There are four different ways in which this greater capacity might be realized.
In the first place, a new street might be cut through north of Penn Avenue. Smallman Street, from Twenty-first to Thirty-sixth Street, already forms a good sized piece of such a thoroughfare. Pike Street would be its normal extension in town to Eleventh Street, but, like Try Street near Second Avenue, it has been surrendered to the Pennsylvania Railroad for a connecting line and spur tracks. Furthermore, it is very narrow (not over 40 feet) and is difficult to widen on account of the many industrial plants abutting thereon. The connections from such a thoroughfare with Penn Avenue, Liberty Avenue and Butler Street at one end, and with the down town thoroughfares at the other, are quite indirect; and they could be improved only at great expense.
The only other place for a new thoroughfare is along Spring Alley, between Penn and Liberty Avenues. As this whole block is only 220 feet wide, including the alley, it is obvious that a broad avenue through the middle of it would leave the abutting property in very uneconomical shape.
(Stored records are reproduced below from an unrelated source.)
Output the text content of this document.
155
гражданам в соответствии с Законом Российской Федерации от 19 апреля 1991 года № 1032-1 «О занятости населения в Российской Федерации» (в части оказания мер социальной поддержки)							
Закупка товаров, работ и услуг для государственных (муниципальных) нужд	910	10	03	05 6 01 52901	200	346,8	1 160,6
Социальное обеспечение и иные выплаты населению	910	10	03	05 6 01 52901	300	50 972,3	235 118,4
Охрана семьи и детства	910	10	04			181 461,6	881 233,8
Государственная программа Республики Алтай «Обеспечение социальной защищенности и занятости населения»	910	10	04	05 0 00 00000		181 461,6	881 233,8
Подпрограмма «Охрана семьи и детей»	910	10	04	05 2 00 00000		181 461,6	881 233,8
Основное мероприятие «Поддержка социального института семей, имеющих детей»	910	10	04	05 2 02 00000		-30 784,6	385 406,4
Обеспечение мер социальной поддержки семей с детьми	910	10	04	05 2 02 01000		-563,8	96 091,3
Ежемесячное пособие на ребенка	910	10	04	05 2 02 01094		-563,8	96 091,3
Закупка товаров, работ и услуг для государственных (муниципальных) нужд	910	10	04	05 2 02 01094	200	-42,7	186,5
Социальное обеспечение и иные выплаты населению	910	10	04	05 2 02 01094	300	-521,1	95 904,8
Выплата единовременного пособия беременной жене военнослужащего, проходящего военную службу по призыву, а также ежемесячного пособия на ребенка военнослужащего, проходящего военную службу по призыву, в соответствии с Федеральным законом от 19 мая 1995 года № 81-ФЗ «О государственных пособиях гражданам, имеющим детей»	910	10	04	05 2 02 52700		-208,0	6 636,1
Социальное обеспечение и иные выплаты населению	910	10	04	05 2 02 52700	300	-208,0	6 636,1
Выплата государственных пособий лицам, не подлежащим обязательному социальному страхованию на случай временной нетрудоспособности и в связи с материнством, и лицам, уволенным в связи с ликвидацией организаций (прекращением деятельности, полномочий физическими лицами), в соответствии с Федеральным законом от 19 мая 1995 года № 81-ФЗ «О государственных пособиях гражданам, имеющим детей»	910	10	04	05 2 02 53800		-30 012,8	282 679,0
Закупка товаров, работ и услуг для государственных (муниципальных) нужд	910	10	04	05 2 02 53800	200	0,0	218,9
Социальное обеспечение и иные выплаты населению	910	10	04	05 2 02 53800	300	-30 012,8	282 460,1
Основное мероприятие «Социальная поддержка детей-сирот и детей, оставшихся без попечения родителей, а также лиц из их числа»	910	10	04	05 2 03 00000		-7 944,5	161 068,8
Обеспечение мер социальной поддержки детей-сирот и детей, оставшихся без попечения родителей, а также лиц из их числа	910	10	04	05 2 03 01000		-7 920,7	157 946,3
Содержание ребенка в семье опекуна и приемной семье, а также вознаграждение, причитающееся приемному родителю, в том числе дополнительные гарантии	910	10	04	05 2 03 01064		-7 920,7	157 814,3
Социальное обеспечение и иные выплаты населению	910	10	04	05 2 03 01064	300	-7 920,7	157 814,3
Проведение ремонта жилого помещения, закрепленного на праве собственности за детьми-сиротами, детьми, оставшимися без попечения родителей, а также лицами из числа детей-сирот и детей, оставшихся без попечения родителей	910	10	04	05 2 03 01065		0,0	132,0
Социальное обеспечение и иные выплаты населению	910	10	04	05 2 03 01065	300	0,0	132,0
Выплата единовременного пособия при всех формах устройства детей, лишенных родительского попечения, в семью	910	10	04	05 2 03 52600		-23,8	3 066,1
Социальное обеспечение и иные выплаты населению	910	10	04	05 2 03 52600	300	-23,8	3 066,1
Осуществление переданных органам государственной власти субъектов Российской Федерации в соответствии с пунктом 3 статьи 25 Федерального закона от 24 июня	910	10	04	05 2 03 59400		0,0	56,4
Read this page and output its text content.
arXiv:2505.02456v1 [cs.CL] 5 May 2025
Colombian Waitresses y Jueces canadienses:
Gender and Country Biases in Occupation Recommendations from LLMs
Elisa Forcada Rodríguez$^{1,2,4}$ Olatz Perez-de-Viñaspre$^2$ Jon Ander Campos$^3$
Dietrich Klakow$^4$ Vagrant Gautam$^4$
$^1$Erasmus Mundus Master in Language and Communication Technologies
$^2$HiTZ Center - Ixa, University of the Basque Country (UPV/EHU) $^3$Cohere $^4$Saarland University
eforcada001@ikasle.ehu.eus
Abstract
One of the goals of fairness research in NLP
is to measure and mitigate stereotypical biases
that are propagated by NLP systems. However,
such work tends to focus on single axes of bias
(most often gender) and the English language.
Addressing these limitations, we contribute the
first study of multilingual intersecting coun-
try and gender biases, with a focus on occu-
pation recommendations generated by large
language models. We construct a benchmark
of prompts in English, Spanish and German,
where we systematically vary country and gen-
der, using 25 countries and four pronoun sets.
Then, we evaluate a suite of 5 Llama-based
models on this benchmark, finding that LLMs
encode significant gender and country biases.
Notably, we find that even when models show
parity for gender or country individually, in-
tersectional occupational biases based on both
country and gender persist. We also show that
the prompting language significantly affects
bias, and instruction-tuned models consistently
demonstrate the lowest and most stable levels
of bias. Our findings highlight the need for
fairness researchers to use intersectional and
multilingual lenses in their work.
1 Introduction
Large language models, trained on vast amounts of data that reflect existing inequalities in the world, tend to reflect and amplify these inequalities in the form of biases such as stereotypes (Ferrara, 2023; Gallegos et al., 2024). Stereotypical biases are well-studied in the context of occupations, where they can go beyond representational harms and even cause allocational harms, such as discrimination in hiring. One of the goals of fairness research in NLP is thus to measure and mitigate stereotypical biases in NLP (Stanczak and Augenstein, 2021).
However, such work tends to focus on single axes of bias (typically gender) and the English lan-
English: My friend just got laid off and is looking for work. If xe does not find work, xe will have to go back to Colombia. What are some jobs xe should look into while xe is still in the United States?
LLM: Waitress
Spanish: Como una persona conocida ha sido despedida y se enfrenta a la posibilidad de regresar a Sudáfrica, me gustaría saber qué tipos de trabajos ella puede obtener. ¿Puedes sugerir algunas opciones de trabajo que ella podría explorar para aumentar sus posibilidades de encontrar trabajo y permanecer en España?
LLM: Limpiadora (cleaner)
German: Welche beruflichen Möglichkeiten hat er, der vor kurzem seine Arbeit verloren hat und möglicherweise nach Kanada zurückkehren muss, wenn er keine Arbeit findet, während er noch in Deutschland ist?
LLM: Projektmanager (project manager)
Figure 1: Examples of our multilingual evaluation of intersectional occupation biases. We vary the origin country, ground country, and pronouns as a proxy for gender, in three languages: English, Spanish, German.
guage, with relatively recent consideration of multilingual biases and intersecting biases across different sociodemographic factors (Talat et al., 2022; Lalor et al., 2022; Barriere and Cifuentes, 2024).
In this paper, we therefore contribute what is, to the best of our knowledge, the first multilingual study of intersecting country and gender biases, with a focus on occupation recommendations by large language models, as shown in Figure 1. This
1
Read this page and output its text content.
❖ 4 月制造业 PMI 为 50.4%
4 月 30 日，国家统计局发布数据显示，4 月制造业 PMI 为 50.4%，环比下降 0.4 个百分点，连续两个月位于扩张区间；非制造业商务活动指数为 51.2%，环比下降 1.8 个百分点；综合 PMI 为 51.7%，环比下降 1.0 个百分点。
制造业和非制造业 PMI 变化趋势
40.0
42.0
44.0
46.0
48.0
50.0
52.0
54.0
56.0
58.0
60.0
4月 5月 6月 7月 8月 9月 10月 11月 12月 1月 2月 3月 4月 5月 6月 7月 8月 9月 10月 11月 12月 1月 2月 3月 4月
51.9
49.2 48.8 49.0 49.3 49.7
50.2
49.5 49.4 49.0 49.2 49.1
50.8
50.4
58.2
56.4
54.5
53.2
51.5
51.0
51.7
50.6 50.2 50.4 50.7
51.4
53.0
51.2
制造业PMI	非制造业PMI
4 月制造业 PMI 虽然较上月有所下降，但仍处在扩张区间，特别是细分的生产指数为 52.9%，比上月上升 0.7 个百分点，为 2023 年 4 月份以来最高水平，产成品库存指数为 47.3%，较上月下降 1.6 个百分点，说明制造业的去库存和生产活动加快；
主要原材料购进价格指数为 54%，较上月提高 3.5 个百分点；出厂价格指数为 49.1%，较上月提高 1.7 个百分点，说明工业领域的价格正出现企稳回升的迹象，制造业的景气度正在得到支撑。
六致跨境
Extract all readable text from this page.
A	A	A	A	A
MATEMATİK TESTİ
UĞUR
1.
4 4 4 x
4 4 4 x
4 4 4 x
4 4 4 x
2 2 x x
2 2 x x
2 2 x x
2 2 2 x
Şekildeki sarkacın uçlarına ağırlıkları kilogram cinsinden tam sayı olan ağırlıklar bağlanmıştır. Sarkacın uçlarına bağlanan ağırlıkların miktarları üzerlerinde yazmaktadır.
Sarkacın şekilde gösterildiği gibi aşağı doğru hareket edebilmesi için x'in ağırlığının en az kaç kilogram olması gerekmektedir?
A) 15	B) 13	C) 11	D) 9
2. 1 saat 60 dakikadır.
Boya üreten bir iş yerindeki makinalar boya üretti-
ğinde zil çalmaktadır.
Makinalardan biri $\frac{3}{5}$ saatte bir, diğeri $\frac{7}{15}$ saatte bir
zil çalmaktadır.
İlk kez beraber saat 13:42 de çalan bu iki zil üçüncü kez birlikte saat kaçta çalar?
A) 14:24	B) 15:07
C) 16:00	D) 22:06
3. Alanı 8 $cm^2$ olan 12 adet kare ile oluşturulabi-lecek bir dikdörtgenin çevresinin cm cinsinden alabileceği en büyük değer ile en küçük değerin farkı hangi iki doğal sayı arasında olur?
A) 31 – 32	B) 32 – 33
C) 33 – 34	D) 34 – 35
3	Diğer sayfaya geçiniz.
As a modification of this plan, the widening of Spring Alley entirely on the south side was considered. As this would leave lots 40 feet or less in depth between the new street and Liberty Avenue, it would mean the practical destruction of the half-block from Spring Alley to Liberty Avenue. The remaining strip could be taken as a central parking space in a wide boulevard thoroughfare, extending from Spring Alley to the railroad; or Liberty Avenue could be abandoned, and the space, left between the new street and the railroad, could be used for warehouses or for business wanting direct railroad connections; or it might be sold in whole or in part to the Pennsylvania Railroad, for additional track space. It is obvious that each of these plans cuts up the property undesirably: the first is not only costly but is extravagantly wasteful of land in a region where available land is strictly limited and should therefore be put to its most efficient use: and the other plans both involve an entire redistribution of the land south of the new street. They could hardly be executed without powers of "excess condemnation" for which constitutional authority is lacking.
A third plan would be to widen Liberty Avenue on the north side. There is no special difficulty in the way of this scheme, and it could certainly be more easily carried out, and at less cost, than any of the Spring Alley plans. Merely as a traffic way between two points, Liberty Avenue widened would be perfectly satisfactory, but several incidental considerations must be borne in mind. First, the lots on the north side of the street would be cut at least to 70 and probably to 50 feet, neither of which is a desirable depth for lots on a main thoroughfare; and second, the street would have business frontage on one side only. The latter is an uneconomic arrangement from the point of view both of the real estate owner and of the City, and the street would be much less agreeable than if it were separated from the railroad.
The fourth plan would be to widen Penn Avenue. This street is now 60 feet in width, and most of the lots on each side are 100 feet deep, except for several blocks on the north side where they are about 120 feet. The street is built up solidly on both sides, but scarcely any of the buildings are new or costly. The property values are almost uniformly a little higher than on Liberty Avenue. If Penn Avenue were widened 10 feet on each side, making an 80-foot thoroughfare, the abutting lots would still be 90 feet or over in depth; and if the street were made 100 feet wide, the lots would still be 80 feet deep. Though it might cost somewhat more to widen Penn Avenue than Liberty Avenue, it is evident that the abutting property would be left in far better shape, and the benefit to be had from increased frontage value would be much greater.
After due consideration of each of the above plans, bearing in mind the cost, the difficulty of carrying it out, and the value of the result, both as an important main thoroughfare artery and as a local improvement, it is recommended that Penn Avenue be widened to 100 feet. If the widening is to be accomplished by the gradual process,[10] that is by merely establishing the new building lines at the present time, and by paying damages only when new buildings are set back to this line, the widening should probably be made on both sides: for in this way the minimum set-back will be required for individual new developments and the lots will be left of a good depth on both sides of the street. But if the widening is all to be made at once, it will be less costly to make it entirely on the south side. In either case, the lots remaining will be none too deep, and it is suggested that ultimately Spring Alley may be abandoned and the opportunity furnished for deep lots for warehouses and similar purposes, fronting on a large thoroughfare and having direct railroad connections over Liberty Avenue in the rear.
Forbes Street Artery
The other eastward thoroughfare system lies south of the Hill District. From Soho eastward there are two main branches to the system: on the one hand are Forbes Street and Fifth Avenue, leading through Oakland to Bellefield, Shadyside, East Liberty, Squirrel Hill, and all points east; on the other hand is a possible and much-needed thoroughfare reaching Greenfield, Hazelwood, Glenwood, and Hays, and from there, by branches and extensions, connecting to Homestead, Duquesne, McKeesport, and points up the Monongahela and Youghiogheny Rivers, as well as to the country south in Baldwin, Mifflin, Snowden, and Jefferson townships.